Voici les nôtres. Elles ne viennent pas d'une méfiance envers la technologie : elles viennent du rapport entre ce qu'une erreur coûte et ce que la supervision coûte.

Les décisions qui concernent des personnes

Écarter une candidature, évaluer un collaborateur, décider d'une sanction, refuser un dossier à un particulier. Une IA peut préparer, résumer, comparer, signaler. La décision reste humaine, et elle doit rester explicable par la personne qui la porte. Ce n'est pas seulement une position morale : c'est aussi ce que le cadre réglementaire européen attend des systèmes qui pèsent sur les droits des personnes.

Les gestes irréversibles vers l'extérieur

Un envoi de masse, une suppression définitive, un virement, une publication sur les comptes de l'entreprise, un signalement à un tiers. La technique le permet parfaitement. Nous ne le faisons pas sans validation, parce que le rattrapage est impossible et que le gain de temps est dérisoire face au coût d'un envoi malheureux.

Nous n'automatisons pas ce qui ne peut pas être défait.

Les conversations difficiles

Un litige, une réclamation grave, une annonce de retard important, une résiliation, un client en colère. Une réponse générée sera correcte et polie, et c'est précisément le problème : elle sera lue comme une esquive. Ces moments sont ceux où la relation se joue. L'IA y sert à préparer les éléments, jamais à parler à la place.

Les affirmations qui engagent l'entreprise

Un prix négocié, une garantie, un conseil réglementaire, un engagement de délai, une réponse à un appel d'offres. Un modèle produit un texte plausible ; un texte plausible sur un tarif engage l'entreprise aussi sûrement qu'un texte exact. Tout ce qui a valeur d'engagement passe par une source de vérité et une validation.

Les process que l'entreprise ne sait pas décrire

C'est notre refus le plus fréquent, et le moins attendu. Quand deux personnes traitent le même dossier de deux façons différentes et que personne ne peut dire laquelle a raison, il n'y a rien à automatiser : il y a une règle à écrire. Automatiser à ce stade fige une incohérence et la répète à grande échelle.

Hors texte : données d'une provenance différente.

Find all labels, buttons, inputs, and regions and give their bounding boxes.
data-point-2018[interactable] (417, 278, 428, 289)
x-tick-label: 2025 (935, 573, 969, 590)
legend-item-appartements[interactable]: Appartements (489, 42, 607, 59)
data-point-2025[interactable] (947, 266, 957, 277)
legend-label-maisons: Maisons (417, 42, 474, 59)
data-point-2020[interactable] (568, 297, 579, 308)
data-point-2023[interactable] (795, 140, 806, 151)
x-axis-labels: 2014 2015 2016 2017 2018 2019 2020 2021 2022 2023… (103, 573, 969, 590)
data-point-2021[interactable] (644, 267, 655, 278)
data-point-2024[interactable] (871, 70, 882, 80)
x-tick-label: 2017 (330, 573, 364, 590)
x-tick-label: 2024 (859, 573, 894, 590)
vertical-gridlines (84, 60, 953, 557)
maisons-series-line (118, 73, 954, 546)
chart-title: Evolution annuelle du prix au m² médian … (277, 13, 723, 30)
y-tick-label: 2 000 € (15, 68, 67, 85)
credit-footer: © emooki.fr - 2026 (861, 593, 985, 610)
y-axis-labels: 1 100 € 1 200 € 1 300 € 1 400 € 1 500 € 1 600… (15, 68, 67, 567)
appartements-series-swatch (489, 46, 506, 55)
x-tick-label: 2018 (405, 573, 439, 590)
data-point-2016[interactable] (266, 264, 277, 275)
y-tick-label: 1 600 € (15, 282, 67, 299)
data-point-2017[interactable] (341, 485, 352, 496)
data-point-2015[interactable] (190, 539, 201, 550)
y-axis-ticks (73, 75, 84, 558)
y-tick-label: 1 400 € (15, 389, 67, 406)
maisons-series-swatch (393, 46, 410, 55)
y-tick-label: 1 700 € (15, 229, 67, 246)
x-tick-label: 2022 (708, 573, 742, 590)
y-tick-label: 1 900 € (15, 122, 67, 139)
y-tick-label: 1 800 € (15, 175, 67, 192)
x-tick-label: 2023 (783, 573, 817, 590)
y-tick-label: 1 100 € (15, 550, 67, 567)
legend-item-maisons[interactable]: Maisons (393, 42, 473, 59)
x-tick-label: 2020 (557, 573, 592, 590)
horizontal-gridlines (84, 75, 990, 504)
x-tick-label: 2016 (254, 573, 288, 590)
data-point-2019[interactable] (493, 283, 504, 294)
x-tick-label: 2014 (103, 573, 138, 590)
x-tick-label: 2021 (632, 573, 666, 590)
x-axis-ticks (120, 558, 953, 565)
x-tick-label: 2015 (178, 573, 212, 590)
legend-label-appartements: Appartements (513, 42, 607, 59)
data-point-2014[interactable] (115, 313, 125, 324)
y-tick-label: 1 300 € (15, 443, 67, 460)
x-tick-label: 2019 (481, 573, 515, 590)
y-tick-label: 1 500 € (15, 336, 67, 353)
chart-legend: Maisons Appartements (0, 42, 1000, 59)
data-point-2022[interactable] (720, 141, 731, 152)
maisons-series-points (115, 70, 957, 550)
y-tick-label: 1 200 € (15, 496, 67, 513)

Nous préférons le dire au premier rendez-vous, quitte à repousser le projet d'un mois. C'est plus honnête que de facturer un développement qui devra être refait.

Ce que nous automatisons sans hésiter

La liste inverse est longue, et c'est là que se trouve la valeur : classer, extraire, résumer, rapprocher, préparer un brouillon, contrôler la conformité d'un dossier, relancer, mettre à jour, surveiller, alerter, produire un rapport. Tout ce qui est répétitif, réversible et vérifiable a vocation à sortir des mains humaines. Nos agents IA travaillent exactement dans ce périmètre.

Refuser quelques usages n'est pas de la frilosité. C'est ce qui rend le reste défendable.